A word from your word wall or pocket chart. This is what makes this game different from regular Hangman and also what makes it age appropriate. You only choose words from a specific word bank that they can see right in front of them, so they are using the process of elimination, logic, and reasoning skills to help them get the answer. They are also using their reading skills as they consider each word. Children that are still working on learning their letters can benefit from it as well, since it also serves as a review of the alphabet. So this is a great game for differentiated instruction! Once the answer becomes obvious to some of your brighter children, you can enjoy watching them squirm as they try to “hold it in;” it always appears as though some of them are going to just “pop!” Hence, it also becomes a lesson in social skills like self-control, taking turns, and treating others nicely, since taunting other children who have not yet figured out the answer is clearly unacceptable!
You can play a non-violent version by drawing the parts of a cat, pumpkin, snowman, bunny, pig, etc., instead of a dying man, of course!
Whole Group Tic Tac Toe
You can play this on a white board, and have the children read a word or answer any question for drill and practice before placing an X or an O on the board. Kids love to play boys against girls!
You can also play this “live” by placing nine chairs in the middle of the room, and having the kids sit in the chair where they would want their X or O placed. This idea of playing it “live” came from the wonderful teachers on the Kindergarten chatboard on Teachers.net. If you haven’t checked it out, I highly recommend it!
Whole Group Checkers
One year, some of my brighter boys were really “into” playing checkers during playtime. But many children did not know how to play. So I put self-adhesive velcro on a checker board and on the markers and taught the class to play! Just set the checker board on an easel and play boys against girls.

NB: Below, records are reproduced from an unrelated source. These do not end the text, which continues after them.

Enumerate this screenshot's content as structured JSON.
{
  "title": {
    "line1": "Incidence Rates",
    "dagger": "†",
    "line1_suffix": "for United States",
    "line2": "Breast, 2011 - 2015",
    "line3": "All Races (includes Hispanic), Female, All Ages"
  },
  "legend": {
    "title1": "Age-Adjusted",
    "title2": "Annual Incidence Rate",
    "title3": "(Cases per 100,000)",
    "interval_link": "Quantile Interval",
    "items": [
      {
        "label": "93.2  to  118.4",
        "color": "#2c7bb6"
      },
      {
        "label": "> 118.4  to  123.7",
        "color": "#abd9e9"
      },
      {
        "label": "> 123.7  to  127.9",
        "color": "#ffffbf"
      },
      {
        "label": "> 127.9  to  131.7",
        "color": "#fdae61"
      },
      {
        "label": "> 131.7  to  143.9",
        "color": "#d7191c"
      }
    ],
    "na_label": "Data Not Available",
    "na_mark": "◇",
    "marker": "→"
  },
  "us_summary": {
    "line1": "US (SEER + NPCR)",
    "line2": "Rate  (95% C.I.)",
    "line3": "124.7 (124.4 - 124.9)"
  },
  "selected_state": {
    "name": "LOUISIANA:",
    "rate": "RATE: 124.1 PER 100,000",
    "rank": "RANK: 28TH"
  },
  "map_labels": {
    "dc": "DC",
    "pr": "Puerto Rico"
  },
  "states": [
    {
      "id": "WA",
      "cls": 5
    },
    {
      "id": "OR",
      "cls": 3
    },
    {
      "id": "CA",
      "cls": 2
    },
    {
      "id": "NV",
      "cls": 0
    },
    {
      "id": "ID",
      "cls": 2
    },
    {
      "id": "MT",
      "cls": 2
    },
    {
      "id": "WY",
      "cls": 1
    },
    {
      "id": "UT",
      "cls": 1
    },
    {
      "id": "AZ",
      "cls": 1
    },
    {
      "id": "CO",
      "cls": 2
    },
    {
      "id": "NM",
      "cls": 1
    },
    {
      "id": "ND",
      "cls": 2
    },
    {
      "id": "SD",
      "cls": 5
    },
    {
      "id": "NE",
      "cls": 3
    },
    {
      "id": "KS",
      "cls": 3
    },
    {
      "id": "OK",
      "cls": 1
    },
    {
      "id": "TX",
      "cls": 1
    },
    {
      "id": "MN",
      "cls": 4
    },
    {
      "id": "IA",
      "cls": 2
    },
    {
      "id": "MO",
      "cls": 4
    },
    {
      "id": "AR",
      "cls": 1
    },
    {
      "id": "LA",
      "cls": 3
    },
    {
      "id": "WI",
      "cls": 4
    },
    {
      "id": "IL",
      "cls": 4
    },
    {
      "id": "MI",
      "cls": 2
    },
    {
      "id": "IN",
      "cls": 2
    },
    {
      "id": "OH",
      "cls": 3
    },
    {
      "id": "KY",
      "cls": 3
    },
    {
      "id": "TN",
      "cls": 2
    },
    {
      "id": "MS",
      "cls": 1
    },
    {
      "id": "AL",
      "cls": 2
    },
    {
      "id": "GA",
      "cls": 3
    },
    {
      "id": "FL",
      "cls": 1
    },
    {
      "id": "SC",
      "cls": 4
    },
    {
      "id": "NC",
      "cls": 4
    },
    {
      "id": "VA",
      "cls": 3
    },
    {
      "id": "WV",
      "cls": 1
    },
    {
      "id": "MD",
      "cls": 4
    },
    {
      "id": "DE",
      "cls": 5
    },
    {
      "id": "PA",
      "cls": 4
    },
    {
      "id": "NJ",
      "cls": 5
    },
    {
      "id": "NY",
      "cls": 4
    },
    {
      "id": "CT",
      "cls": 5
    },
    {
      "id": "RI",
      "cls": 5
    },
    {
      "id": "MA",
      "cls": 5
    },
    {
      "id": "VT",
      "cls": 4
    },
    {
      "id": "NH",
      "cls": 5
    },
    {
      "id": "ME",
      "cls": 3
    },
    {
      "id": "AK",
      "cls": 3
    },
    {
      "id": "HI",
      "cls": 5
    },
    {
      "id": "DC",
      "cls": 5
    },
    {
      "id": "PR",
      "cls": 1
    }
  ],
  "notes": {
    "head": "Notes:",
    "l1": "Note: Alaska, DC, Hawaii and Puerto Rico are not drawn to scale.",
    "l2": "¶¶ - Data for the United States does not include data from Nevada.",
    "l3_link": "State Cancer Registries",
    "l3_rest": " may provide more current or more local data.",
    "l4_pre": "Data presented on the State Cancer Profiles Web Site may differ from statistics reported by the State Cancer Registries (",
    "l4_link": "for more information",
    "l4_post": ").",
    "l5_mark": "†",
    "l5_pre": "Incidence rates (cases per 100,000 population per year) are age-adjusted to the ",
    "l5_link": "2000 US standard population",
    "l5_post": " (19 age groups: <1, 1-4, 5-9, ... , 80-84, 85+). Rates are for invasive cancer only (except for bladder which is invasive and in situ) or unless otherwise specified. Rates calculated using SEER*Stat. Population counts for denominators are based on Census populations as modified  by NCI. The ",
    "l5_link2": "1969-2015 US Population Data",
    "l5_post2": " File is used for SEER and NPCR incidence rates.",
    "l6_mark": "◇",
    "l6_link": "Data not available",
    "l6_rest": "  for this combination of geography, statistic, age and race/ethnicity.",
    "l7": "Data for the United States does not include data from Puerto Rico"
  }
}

There are many activities coming up that are demonstrated with resources from Heidisongs CVC Word Families and Sight Words book, but can be played with any flash cards. There are flashcards that can be used for word matching and sound sorting, and other types of activities that can be practiced whole group. There are also small sized cards that can be sent home for homework practice, and matching worksheets for the same. I use these worksheets for homework every single week, once I have introduced blending short vowel sounds (usually by November.) I use sight word worksheets until we get to that point, and continue to use them afterwards, of course!
Hop To It
What you need:
Pairs of flash cards, like CVC words and pictures that match. You need one card per child. If there is an odd number of children, then you play, too. I am giving you one set of downloads of the “At” family flashcards free! This free set doesn’t come with the worksheets though- sorry! To get those, you would have to buy the book or the five dollar download of the short A unit.
How to play:
Each child holds his or her card on his chest and when the music starts, they begin hopping around the room, looking for the person with the card that matches theirs. When they find their partner, they stop hopping and hold hands with him or her.
Variations on Hop To It:
* Use pairs of sight word cards and have the children find the person that has the same word that they have. Or, match pictures and letters, or numerals and dots. (The “Counting to 100” song that they were hopping around to is on my Jumpin’ Numbers and Shakin’ Shapes CD)
Word Wall or CVC Word Whackers
Give two kids a word whacker. Tell them to find a word and whack it. The first person to whack it gets to choose the next two whackers. The kids choose a name by pulling a name stick. Word Whackers are available on Amazon.
I use a couple of old Nestle’s Quik containers to keep my name sticks in. I just taped them together with clear packing tape and them covered one side of it with stickers. That’s the side that I start on. Once the kids have had a turn, I move their name to the other side. Also, when I write their names down, I write the boys names in blue and the girls names in red (or pink, if I can find a pink marker!). That way, if we are playing a boys against girls game, I can easily pick the right name. For the last couple of years, I wound up making an extra set of name sticks with another container to keep in a “Play School Box” that is on our toy shelf, because the kids love to play teacher and quiz each other on the different flashcards that they can find around the room. Also, when I wrote their names on the sticks, I wrote them all with a black marker so that if I found a stray name stick somewhere in the room, I would know right away which set it belonged with. Nothing is worse than losing a name stick and not knowing about it until weeks later! This only seems to happen to the very shyest students, of course, who wouldn’t dream of speaking up if they did not get a turn!
I put a bunch of extra sets of flashcards in the box that they could get all mixed up and play with (or lose!), etc, and it wouldn’t matter to me. There are also a couple of small white boards and markers in the box, and some red marking pens. I keep any extra copies of old worksheets or scrap paper in a tub where they can always find it, if they want to “correct” each others work!